Wednesday, June 20, 2012

From Cardinal Dolan - Fortnight of Prayer for Religious Freedom & New E-Book

Our First, Most Cherished Liberty


A favor: this year, on the Fourth of July, will you not only shoot off fireworks, but ring the bells at every church in the archdiocese at noon as we conclude our national Fortnight of Prayer for Religious Freedom?

This promising endeavor will begin this Thursday, June 21.

The cause is as old as the country we love, whose independence we’ll celebrate on July 4: religious freedom.

It’s not new at all: Our first bishop, John Carroll — whose cousin, Charles, signed the Declaration of Independence — constantly urged the tiny Catholic flock of his time to pray in thanksgiving for the freedom promised us to exercise our faith without harassment from anybody, government included, and to pray for its protection.

Nor is it uniquely American, for that matter. Just look at the saints whose feasts we’ll celebrate over the two-weeks of prayer:

St. John Fisher (June 22), who refused to render the king the allegiance that only belonged to God, and was murdered for it;

St. Thomas More (June 22), who would not violate his properly formed conscience to appease the crown, and lost his head;

St. John the Baptist (June 24), who would not disobey God’s law about marriage, and was beheaded by King Herod;

SS. Peter and Paul (June 29), who were martyred by Caesar for not worshipping him as a god.

The First Martyrs of Rome (June 30), slaughtered in the first generation of Christians for not genuflecting to the emperor, but only to the Lord.

St.

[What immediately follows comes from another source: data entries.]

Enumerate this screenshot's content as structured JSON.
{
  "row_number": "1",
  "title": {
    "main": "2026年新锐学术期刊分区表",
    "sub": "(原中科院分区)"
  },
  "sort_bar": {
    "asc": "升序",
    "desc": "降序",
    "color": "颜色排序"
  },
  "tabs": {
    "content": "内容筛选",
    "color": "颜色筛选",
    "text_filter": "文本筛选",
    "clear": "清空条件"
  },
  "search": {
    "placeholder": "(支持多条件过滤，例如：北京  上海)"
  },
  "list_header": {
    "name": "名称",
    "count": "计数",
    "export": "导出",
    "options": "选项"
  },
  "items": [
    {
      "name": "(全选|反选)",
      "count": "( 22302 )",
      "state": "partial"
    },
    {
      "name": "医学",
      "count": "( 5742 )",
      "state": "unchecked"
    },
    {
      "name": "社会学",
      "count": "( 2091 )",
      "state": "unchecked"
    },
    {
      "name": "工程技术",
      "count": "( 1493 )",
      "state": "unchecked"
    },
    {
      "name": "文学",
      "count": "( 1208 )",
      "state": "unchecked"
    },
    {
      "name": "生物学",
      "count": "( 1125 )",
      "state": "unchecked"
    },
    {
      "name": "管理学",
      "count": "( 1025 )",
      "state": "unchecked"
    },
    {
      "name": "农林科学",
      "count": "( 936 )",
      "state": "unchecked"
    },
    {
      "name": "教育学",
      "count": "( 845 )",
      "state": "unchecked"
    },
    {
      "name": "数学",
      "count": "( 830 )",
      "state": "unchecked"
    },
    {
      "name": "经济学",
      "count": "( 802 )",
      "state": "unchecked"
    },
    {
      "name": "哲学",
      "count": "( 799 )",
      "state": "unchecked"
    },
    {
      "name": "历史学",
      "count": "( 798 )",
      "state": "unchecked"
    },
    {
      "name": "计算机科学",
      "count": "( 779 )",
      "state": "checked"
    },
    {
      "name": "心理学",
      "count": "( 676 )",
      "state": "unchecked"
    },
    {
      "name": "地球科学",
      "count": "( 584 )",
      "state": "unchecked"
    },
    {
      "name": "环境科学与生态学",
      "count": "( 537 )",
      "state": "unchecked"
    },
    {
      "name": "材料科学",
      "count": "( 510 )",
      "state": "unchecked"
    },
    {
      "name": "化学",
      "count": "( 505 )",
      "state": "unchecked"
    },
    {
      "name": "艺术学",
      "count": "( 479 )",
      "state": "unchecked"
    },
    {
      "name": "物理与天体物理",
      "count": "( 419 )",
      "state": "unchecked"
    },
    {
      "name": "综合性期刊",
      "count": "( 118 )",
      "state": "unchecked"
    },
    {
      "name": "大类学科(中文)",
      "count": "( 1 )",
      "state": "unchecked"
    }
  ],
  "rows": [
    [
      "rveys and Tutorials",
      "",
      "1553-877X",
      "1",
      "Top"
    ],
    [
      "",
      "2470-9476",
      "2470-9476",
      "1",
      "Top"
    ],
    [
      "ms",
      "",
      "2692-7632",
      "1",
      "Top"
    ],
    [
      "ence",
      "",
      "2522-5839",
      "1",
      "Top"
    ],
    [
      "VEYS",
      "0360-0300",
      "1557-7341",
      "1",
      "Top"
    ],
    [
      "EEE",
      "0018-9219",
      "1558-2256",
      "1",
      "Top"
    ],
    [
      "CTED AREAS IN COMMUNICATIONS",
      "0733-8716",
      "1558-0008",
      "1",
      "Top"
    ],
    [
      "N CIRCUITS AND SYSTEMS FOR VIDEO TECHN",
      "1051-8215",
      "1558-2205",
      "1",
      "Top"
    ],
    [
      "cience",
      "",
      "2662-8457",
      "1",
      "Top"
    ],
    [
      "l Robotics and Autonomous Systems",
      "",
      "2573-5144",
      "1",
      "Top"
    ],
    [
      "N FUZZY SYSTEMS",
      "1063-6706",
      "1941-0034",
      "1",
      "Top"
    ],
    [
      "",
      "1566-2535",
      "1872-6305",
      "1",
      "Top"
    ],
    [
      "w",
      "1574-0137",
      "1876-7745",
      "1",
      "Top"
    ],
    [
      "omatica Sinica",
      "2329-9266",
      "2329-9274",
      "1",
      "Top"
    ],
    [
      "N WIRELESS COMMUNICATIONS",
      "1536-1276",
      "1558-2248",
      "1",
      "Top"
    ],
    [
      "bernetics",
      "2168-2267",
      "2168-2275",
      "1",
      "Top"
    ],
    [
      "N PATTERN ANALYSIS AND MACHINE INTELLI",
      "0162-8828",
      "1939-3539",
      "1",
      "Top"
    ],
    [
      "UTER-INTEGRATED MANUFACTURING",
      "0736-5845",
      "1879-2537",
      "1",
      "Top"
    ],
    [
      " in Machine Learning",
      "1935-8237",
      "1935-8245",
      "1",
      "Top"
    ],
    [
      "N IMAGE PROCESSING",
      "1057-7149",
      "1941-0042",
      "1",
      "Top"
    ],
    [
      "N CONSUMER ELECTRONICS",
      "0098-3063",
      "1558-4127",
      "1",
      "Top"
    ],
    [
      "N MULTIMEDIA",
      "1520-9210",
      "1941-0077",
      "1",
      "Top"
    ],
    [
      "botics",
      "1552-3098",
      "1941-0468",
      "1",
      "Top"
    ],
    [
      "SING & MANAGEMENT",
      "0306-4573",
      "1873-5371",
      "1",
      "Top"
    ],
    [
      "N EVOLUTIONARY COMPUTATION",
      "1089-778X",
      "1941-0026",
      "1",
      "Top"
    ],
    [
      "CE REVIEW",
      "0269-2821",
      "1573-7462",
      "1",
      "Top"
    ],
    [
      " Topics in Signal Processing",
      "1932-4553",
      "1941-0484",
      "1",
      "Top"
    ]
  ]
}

Thomas the Apostle (July 3), whose defense of the basic freedom of faith led to his martyrdom in India.

What people of every faith longed for — the liberty to worship God and live out their religious convictions without oppression — finally came to be fulfilled in the country whose 236th birthday we will observe this July 4th.

I invite you to join this Fortnight of Prayer June 21 – July 4, thanking God for this first of our God-given rights — freedom of religion — and to ask the Lord to preserve it in the country we love as our earthly home.

Check the Archdiocese of New York website and the USCCB website for prayers and activities. I trust every parish will encourage this promising endeavor, as we will at the cathedral.



True Freedom: On Protecting Human Dignity and Religious Liberty

I am happy to share with you my new eBook, TrueFreedom: On Protecting Human Dignity and Religious Liberty, which was released today! (Image Books, June 19, 2012.) The Archdiocese of New York issued the following press release to the media.

Cardinal Timothy Dolan, Archbishop of New York, today released an original eBook, TrueFreedom: On Protecting Human Dignity and Religious Liberty (Image Books, June 19, 2012.)

His Eminence writes:

“In only the last few years we’ve experienced rampant disregard for religious beliefs in this country with the approval of embryonic stem cell research; legal justification for the torture of prisoners; the provision of tax dollars to abortion providers; the HHS mandates; and, most recently, a redefinition of marriage by many of our leading political figures. We can see that there is a loss of a sense of truth here, and objective moral norms—rules of conduct that apply always, to everyone, everywhere—and an “eclipse of a sense of God and of man.”

…To this culture of death the Church boldly and joyfully promotes the culture of life.

We recognize that we humans are at our best when we give ourselves away in selfless love and live no longer for ourselves, but for another. This is what Pope John Paul the Great calls the “law of the gift,” echoing the words of Jesus that, “No one has greater love than this, than to lay down one’s life for one’s friends.”

The eBook includes the introduction of A People of Hope (Image Books, Nov. 1, 2011), in which journalist John Allen Jr. interviews Cardinal Dolan on a number of topics.